The fishermen were in a state which attracted the Master. Jesus could not help coming that way. He could no more help going down to the Galilean Sea to meet the disciples than he could help going through Samaria to meet the Samaritan woman at the well. "He needs must go through Samaria," the Gospels declare. But God, not the Samaritan woman, guided Jesus.

The disciples were mending their ways. It was this that drew the Master to them.
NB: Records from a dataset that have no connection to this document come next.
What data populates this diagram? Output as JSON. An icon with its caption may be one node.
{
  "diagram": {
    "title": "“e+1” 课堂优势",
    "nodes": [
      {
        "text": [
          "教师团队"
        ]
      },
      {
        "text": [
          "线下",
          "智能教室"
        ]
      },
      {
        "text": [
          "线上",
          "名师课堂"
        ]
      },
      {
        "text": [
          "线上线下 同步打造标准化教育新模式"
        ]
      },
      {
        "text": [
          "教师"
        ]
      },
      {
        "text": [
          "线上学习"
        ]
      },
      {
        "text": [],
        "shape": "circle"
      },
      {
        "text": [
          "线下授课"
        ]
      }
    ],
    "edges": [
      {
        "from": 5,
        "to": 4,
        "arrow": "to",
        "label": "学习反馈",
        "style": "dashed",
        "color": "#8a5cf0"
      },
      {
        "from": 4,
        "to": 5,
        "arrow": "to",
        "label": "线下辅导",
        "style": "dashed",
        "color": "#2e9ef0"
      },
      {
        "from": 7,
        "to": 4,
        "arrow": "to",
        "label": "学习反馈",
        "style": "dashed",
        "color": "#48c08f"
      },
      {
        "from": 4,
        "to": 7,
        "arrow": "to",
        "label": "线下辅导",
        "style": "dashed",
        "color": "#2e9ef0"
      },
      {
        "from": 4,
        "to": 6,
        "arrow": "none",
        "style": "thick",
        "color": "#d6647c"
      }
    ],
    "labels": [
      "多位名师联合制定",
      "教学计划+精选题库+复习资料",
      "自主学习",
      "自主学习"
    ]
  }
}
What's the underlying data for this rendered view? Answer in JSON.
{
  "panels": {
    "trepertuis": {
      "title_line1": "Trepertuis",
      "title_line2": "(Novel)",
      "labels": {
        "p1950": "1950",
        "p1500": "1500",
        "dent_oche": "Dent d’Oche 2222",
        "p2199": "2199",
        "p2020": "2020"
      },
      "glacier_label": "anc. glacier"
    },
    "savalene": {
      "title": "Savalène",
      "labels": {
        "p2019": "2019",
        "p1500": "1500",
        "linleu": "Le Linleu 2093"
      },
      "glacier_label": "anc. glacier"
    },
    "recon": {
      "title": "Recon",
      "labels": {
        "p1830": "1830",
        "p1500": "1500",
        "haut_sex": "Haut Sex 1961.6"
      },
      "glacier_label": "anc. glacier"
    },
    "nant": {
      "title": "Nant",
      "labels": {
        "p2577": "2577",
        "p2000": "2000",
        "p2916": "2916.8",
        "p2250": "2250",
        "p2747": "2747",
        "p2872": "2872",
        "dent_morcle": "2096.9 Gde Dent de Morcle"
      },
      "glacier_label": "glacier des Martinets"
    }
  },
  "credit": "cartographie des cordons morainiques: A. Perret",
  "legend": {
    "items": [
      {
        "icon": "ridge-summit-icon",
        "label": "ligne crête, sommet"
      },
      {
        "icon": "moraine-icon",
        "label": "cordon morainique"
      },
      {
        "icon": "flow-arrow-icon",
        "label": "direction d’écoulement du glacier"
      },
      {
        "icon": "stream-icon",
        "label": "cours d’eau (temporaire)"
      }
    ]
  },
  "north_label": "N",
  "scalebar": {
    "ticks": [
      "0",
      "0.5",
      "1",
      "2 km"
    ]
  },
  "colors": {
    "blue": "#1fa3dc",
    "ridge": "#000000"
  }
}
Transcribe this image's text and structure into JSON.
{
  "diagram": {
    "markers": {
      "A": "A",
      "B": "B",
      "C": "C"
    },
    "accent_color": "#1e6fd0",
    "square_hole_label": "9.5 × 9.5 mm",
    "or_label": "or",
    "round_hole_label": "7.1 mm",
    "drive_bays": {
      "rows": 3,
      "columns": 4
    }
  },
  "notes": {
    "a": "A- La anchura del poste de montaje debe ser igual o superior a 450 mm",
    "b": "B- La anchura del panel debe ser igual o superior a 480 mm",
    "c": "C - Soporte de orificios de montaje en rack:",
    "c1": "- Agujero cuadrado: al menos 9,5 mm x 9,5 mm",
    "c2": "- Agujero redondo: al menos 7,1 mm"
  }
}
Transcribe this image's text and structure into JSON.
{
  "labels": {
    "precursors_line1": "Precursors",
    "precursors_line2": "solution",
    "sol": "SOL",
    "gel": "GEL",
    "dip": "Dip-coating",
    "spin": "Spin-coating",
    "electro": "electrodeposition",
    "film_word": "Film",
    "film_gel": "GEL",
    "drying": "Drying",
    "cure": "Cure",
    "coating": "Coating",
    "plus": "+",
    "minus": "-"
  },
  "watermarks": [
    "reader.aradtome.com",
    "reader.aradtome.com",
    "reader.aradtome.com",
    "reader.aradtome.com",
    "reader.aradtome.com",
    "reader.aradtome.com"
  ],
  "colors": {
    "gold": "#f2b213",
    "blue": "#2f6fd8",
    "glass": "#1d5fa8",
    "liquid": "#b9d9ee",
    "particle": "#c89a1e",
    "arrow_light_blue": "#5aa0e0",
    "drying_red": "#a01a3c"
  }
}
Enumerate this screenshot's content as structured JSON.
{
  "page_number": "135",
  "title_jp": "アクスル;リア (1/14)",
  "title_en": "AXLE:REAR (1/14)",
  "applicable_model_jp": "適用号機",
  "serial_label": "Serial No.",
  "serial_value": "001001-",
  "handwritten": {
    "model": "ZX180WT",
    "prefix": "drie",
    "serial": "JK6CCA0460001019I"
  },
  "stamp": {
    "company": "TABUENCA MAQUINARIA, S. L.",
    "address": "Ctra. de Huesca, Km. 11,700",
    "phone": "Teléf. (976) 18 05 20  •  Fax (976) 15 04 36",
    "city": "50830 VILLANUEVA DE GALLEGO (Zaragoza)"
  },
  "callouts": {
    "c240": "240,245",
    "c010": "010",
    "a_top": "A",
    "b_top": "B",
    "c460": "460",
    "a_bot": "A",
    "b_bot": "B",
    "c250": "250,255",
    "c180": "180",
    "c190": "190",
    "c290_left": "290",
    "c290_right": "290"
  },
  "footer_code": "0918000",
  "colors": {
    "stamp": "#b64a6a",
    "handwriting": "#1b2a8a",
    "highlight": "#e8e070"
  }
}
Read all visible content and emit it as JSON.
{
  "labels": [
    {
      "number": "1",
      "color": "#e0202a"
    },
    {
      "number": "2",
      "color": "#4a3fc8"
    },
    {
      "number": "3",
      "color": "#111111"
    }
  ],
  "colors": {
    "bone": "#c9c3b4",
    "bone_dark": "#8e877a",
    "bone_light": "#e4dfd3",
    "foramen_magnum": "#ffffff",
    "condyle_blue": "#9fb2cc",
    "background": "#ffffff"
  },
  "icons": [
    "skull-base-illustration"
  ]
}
What was the difference between the disciples who toiled and found nothing, and the disciples who gathered such a supply that their boats were ready to sink? Were they not the same men? Whereas they once toiled in darkness, they now toiled in the sunlight; yet the fault was not in the sea, but in themselves. When any human being reaches the point of apprehension where he can seek the support of manhood and womanhood, not in a material sea, but in moral and spiritual conditions, there will come to him no disappointment, for "God giveth the increase."

23. And Jesus went about all Galilee, teaching in their synagogues, and preaching the Gospel of the Kingdom, and healing all manner of sickness and all manner of disease among the people.

24. And his fame went throughout all Syria: and they brought unto him all sick people that were taken with divers diseases and torments, and those which were possessed with devils, and those which were lunatic, and those that had the palsy; and he healed them.

25. And there followed him great multitudes of people from Galilee, and from Decapolis, and from Jerusalem, and from Judea, and from beyond Jordan.

Galilee signifies Circle. Truth touches with divine potency all within the circle of understanding, lifting the thought to spiritual aspirations. Purity of heart transcends ritualistic modes of worship, and touches the hem of the garment of Truth. Diseased minds and vexatious thoughts are pacified by the touch of Truth. Physical and mental derangements are dispersed by heavenly grace. Wide-spreading is the flame of Truth, truly giving "light unto all who are in the house." Moral lepers, unclean desires, torments, diseases, and such works of Satan, flee before the hallowed light of Truth. Thus Truth proceeds, attracting those whose thoughts are susceptible thereto, and leading them upward to the New Jerusalem, whither they shall come from east, west, north, and south.